Vulnerability Description
A flaw was found in the reset credential flow in all Keycloak versions before 8.0.0. This flaw allows an attacker to gain unauthorized access to the application.
CVSS Score
7.1
HIGH
CVSS:3.1/AV:N/AC:H/PR:L/UI:N/S:U/C:H/I:L/A:H
Affected Products
| Vendor | Product | Versions |
|---|---|---|
| Redhat | Jboss Fuse | 7.0.0 |
| Redhat | Keycloak | < 8.0.0 |
| Redhat | Openshift Application Runtimes | - |
Related Weaknesses (CWE)
References
- https://bugzilla.redhat.com/show_bug.cgi?id=CVE-2020-1718Issue TrackingVendor Advisory
- https://bugzilla.redhat.com/show_bug.cgi?id=CVE-2020-1718Issue TrackingVendor Advisory
FAQ
What is CVE-2020-1718?
CVE-2020-1718 is a vulnerability with a CVSS score of 7.1 (HIGH). A flaw was found in the reset credential flow in all Keycloak versions before 8.0.0. This flaw allows an attacker to gain unauthorized access to the application.
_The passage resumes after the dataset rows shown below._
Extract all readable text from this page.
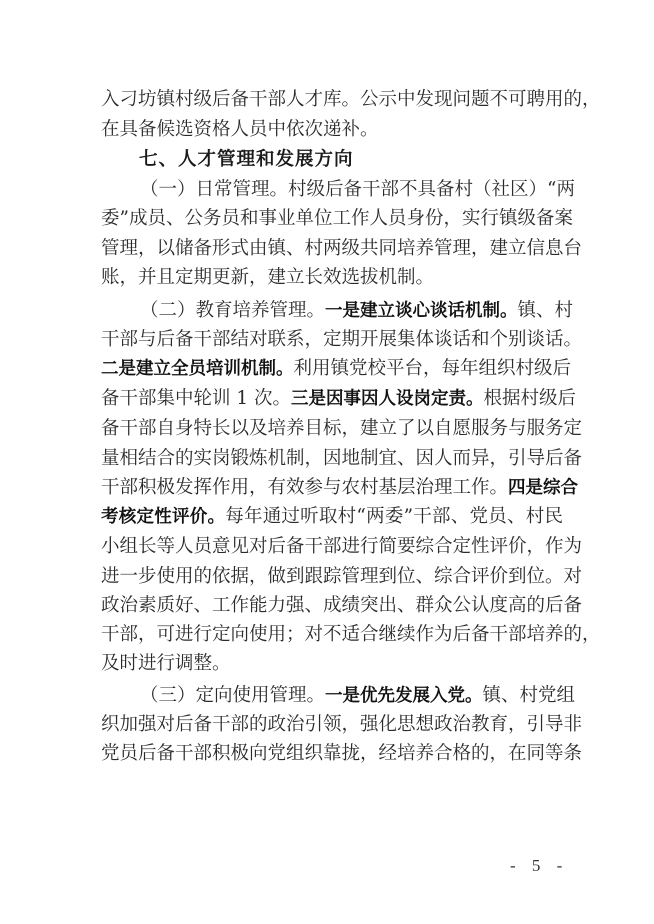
入刁坊镇村级后备干部人才库。公示中发现问题不可聘用的，
在具备候选资格人员中依次递补。
七、人才管理和发展方向
（一）日常管理。村级后备干部不具备村（社区）“两
委”成员、公务员和事业单位工作人员身份，实行镇级备案
管理，以储备形式由镇、村两级共同培养管理，建立信息台
账，并且定期更新，建立长效选拔机制。
（二）教育培养管理。一是建立谈心谈话机制。镇、村
干部与后备干部结对联系，定期开展集体谈话和个别谈话。
二是建立全员培训机制。利用镇党校平台，每年组织村级后
备干部集中轮训 1 次。三是因事因人设岗定责。根据村级后
备干部自身特长以及培养目标，建立了以自愿服务与服务定
量相结合的实岗锻炼机制，因地制宜、因人而异，引导后备
干部积极发挥作用，有效参与农村基层治理工作。四是综合
考核定性评价。每年通过听取村“两委”干部、党员、村民
小组长等人员意见对后备干部进行简要综合定性评价，作为
进一步使用的依据，做到跟踪管理到位、综合评价到位。对
政治素质好、工作能力强、成绩突出、群众公认度高的后备
干部，可进行定向使用；对不适合继续作为后备干部培养的，
及时进行调整。
（三）定向使用管理。一是优先发展入党。镇、村党组
织加强对后备干部的政治引领，强化思想政治教育，引导非
党员后备干部积极向党组织靠拢，经培养合格的，在同等条
- 5 -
How severe is CVE-2020-1718?
CVE-2020-1718 has been rated HIGH with a CVSS base score of 7.1/10. Review the CVSS metrics above for detailed severity breakdown.
Is there a patch for CVE-2020-1718?
Check the references section above for vendor advisories and patch information. Affected products include: Redhat Jboss Fuse, Redhat Keycloak, Redhat Openshift Application Runtimes.